From quarks to cosmos, physics offers a portal into understanding how the world works at a fundamental level and a view of the frontier of the unanswered questions that remain.
The introductory physics sequence involves studying mechanics, as well as electricity and magnetism, both of which incorporate an introduction to programming using VPython. The Physics minor offers students the opportunity to study quantum mechanics and thermodynamics and more advanced computational approaches to modeling scientific phenomena. Through a partnership with the University of Texas at Austin, students also have the opportunity to take courses in nanotechnology.
The Classroom and Beyond
Students have the opportunity to carry out research with a faculty mentor. Currently, the main research focus of the faculty is on atmospheric science, where we launch instruments attached to a weather balloon that provide a vertical profile of the ozone concentration along with pressure, temperature, relative humidity, and the wind speed and direction from the surface up to the where the balloon bursts at approximately 100,000 feet in altitude. Among other things, these measurements can help inform what factors are affecting air quality at the surface in urban areas.
A common conference for students interested in physics to attend and present their work is the Texas Section of the American Physical Society Meeting, which takes place once each semester.

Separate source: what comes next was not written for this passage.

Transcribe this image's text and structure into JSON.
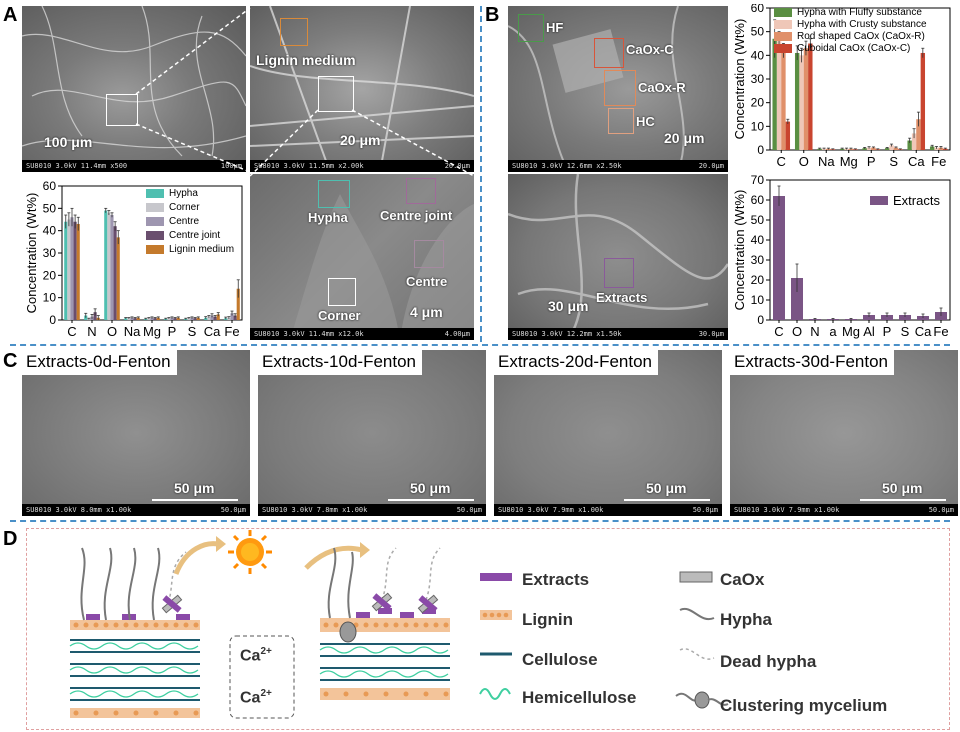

Students are also invited to join the Physics Club, which in addition to various activities, helps prepare students for the different opportunities available to students studying physics.
Required Courses (8 hours)
- PHYS 2425 University Physics I or PHYS 2325, 2125 University Physics I, Lab
- PHYS 2426 University Physics II or PHYS 2326, 2126 University Physics II, Lab
Electives (10 hours total)
- PHYS or CHEM 3336, 3136 Physical Chemistry I, Lab
- PHYS or CHEM 3337 Physical Chemistry II
- PHYS, BINF, COSC, or MATH 3338 Numerical and Scientific Methods
- PHYS 3345 Special Topics
- PHYS 4146, 4246, 4346, 4446 Independent Study
SEU to You
Associate Professor of Physics Paul Walter’s course incorporates an online tool that makes complicated textbook passages more accessible and exams that incorporate team and individual rounds. Lab activities focus on data analysis and opportunities to use VPython.
”Our faculty employ an engaging, student-centered approach to teaching physics and astronomy and are readily available to help students outside of class. Students of any major are welcome to work with our physics faculty on research on a variety of projects in atmospheric science and air quality.”